Beliebt wie eh und je

Frank’sche Siedlung Begehrte Wohnobjekte

Krokuswiese statt Boule-Platz: die Grünanlage an der Stübeheide vor der Magdalenenkirche Foto: Haas

OHLSDORF/KLEIN BORSTEL Seit 80 Jahren ist die Franksche Siedlung ein beliebtes Wohnviertel. Die 545 Häuser in der Reihenhaussiedlung stehen seit 2011 unter Denkmalschutz. Konrad Singer und Andrea Turban kennen als engagierte Bewohner die Geschichte des Backstein-Ensembles.

Anfangs sträubten sich Villenbesitzer an der Wellingsbütteler Landstraße gegen die Arbeitersiedlung.
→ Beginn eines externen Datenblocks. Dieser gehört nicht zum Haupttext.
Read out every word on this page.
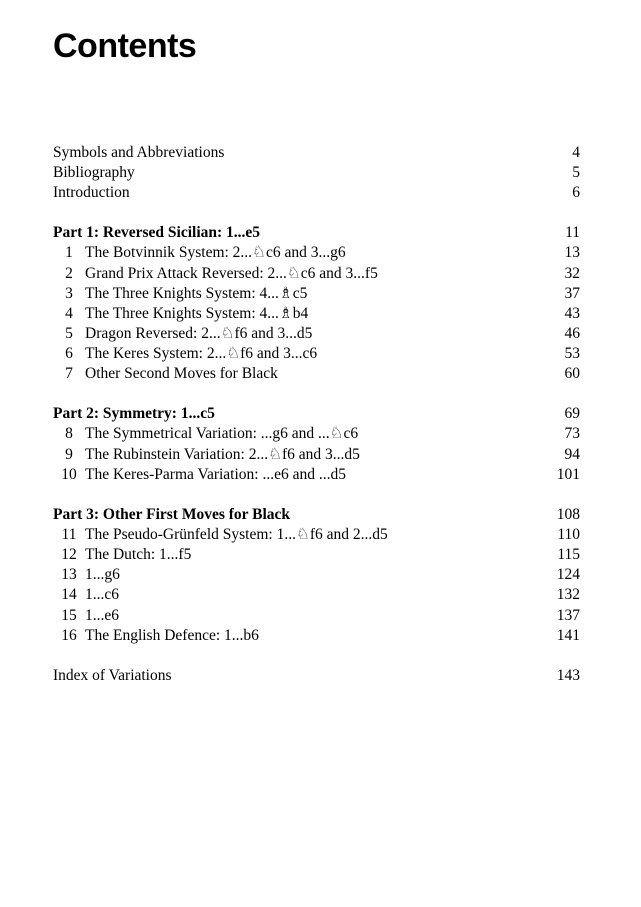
Contents
Symbols and Abbreviations	4
Bibliography	5
Introduction	6
Part 1: Reversed Sicilian: 1...e5	11
1 The Botvinnik System: 2...♘c6 and 3...g6	13
2 Grand Prix Attack Reversed: 2...♘c6 and 3...f5	32
3 The Three Knights System: 4...♗c5	37
4 The Three Knights System: 4...♗b4	43
5 Dragon Reversed: 2...♘f6 and 3...d5	46
6 The Keres System: 2...♘f6 and 3...c6	53
7 Other Second Moves for Black	60
Part 2: Symmetry: 1...c5	69
8 The Symmetrical Variation: ...g6 and ...♘c6	73
9 The Rubinstein Variation: 2...♘f6 and 3...d5	94
10 The Keres-Parma Variation: ...e6 and ...d5	101
Part 3: Other First Moves for Black	108
11 The Pseudo-Grünfeld System: 1...♘f6 and 2...d5	110
12 The Dutch: 1...f5	115
13 1...g6	124
14 1...c6	132
15 1...e6	137
16 The English Defence: 1...b6	141
Index of Variations	143
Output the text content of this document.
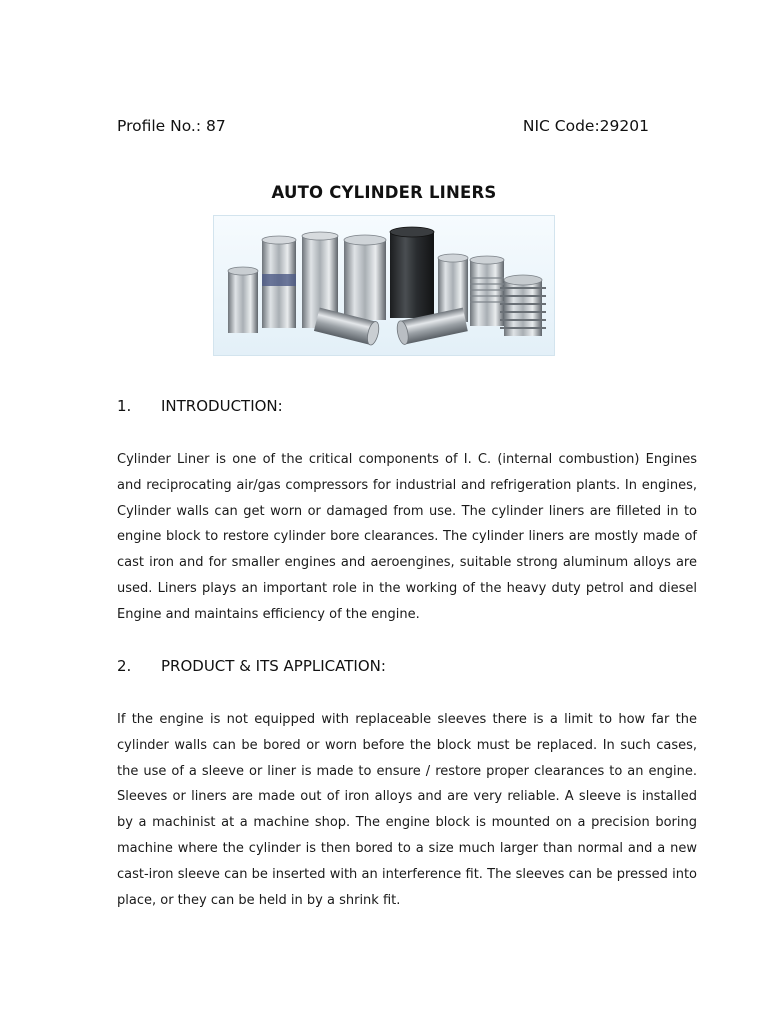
Profile No.: 87	NIC Code:29201
AUTO CYLINDER LINERS
1. INTRODUCTION:

Cylinder Liner is one of the critical components of I. C. (internal combustion) Engines and reciprocating air/gas compressors for industrial and refrigeration plants. In engines, Cylinder walls can get worn or damaged from use. The cylinder liners are filleted in to engine block to restore cylinder bore clearances. The cylinder liners are mostly made of cast iron and for smaller engines and aeroengines, suitable strong aluminum alloys are used. Liners plays an important role in the working of the heavy duty petrol and diesel Engine and maintains efficiency of the engine.

2. PRODUCT & ITS APPLICATION:

If the engine is not equipped with replaceable sleeves there is a limit to how far the cylinder walls can be bored or worn before the block must be replaced. In such cases, the use of a sleeve or liner is made to ensure / restore proper clearances to an engine. Sleeves or liners are made out of iron alloys and are very reliable. A sleeve is installed by a machinist at a machine shop. The engine block is mounted on a precision boring machine where the cylinder is then bored to a size much larger than normal and a new cast-iron sleeve can be inserted with an interference fit. The sleeves can be pressed into place, or they can be held in by a shrink fit.
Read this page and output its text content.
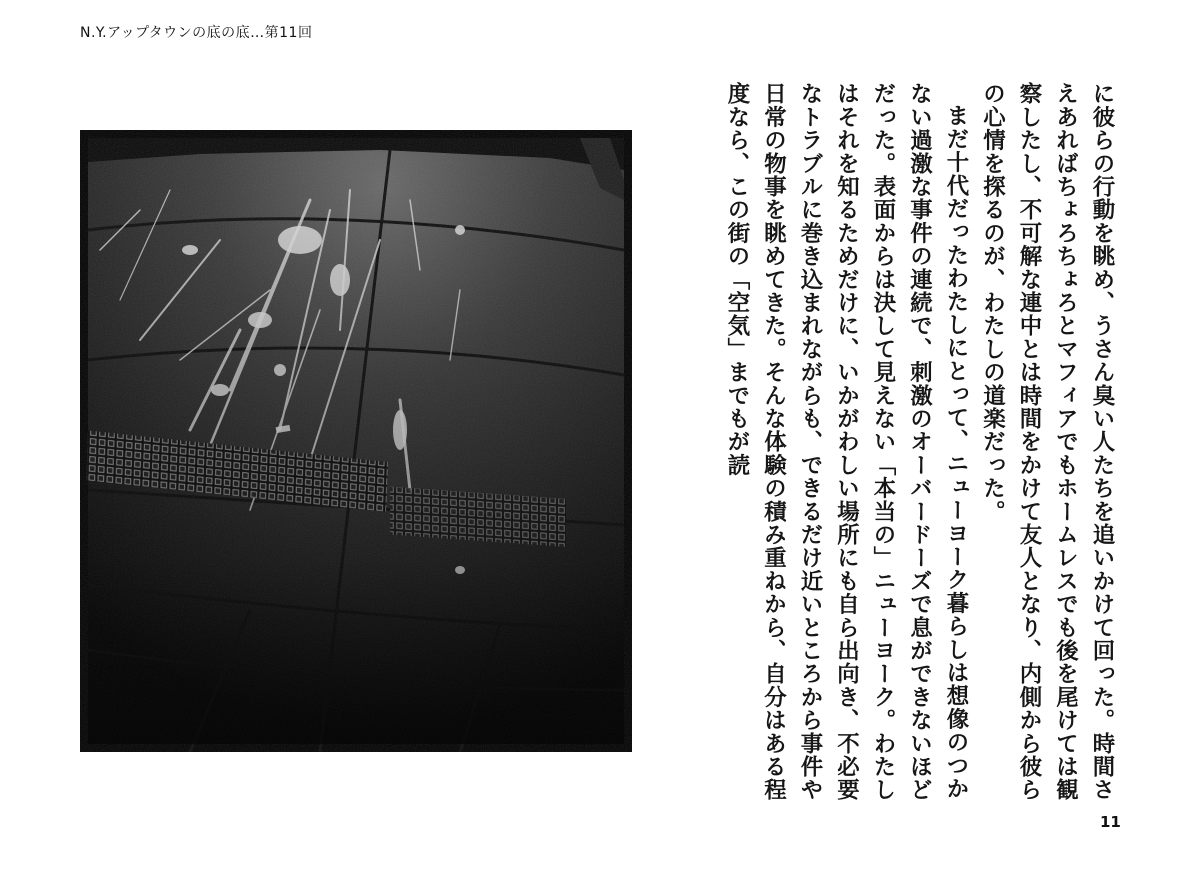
N.Y.アップタウンの底の底…第11回

に彼らの行動を眺め、うさん臭い人たちを追いかけて回った。時間さえあればちょろちょろとマフィアでもホームレスでも後を尾けては観察したし、不可解な連中とは時間をかけて友人となり、内側から彼らの心情を探るのが、わたしの道楽だった。

まだ十代だったわたしにとって、ニューヨーク暮らしは想像のつかない過激な事件の連続で、刺激のオーバードーズで息ができないほどだった。表面からは決して見えない「本当の」ニューヨーク。わたしはそれを知るためだけに、いかがわしい場所にも自ら出向き、不必要なトラブルに巻き込まれながらも、できるだけ近いところから事件や日常の物事を眺めてきた。そんな体験の積み重ねから、自分はある程度なら、この街の「空気」までもが読

11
Doch die Brüder Hermann und Paul Frank realisierten ihr Bauprojekt. Nach der Gartenstadtidee schafften sie preiswertes Wohnen im Grünen. Bis um 1970 hatten ihre Bewohner gar ein vererbbares Dauerwohnrecht. „Als es aufgehoben wurde, kaufte ich 1983 mein Häuschen“, sagt Konrad Singer. Heute wäre es unbezahlbar, wie überall steigen die Immobilienpreise. Mit Partnerin Andrea Turban sieht er vom Wintergarten ins Grüne. „Wir haben den Himmel direkt über uns“, schwärmt das Paar. Den Glasanbau ließ der Denkmalschutz zu. Doch die Gartenanlagen in der Siedlung bleiben tabu. „Früher sollten sie schon für Pkw-Stellplätze weichen.“

Kürzlich gab es Zwist um die Anlage eines Bouleplatzes im Vorgarten an der Stübeheide vor der Maria-Magdalenen-Kirche. Doch der Plan ist vom Tisch. „Alle 75 Eigentümer stimmten dagegen“, berichtet Singer. Stattdessen befürworteten sie eine Krokuswiese. Noch im November ist Pflanzzeit. Nachbarn legen selbst Hand an und setzen gespendete Zwiebeln. „Wenn wir sie jetzt unter die Erde bringen, bekommen die Hummeln an ihren Blüten eine frühe Nahrungsquelle“, sagt Andrea Turban. Die begeisterte Alt-Sängerin verstärkt den Turmchor in der Kirche nebenan. Ihr Heim schmückt sie mit eigenen Gemälden und Skulpturen. Konrad Singer indessen verfasst sein drittes Buch: Zwei Werke erschienen bereits in der Edition Contrabass.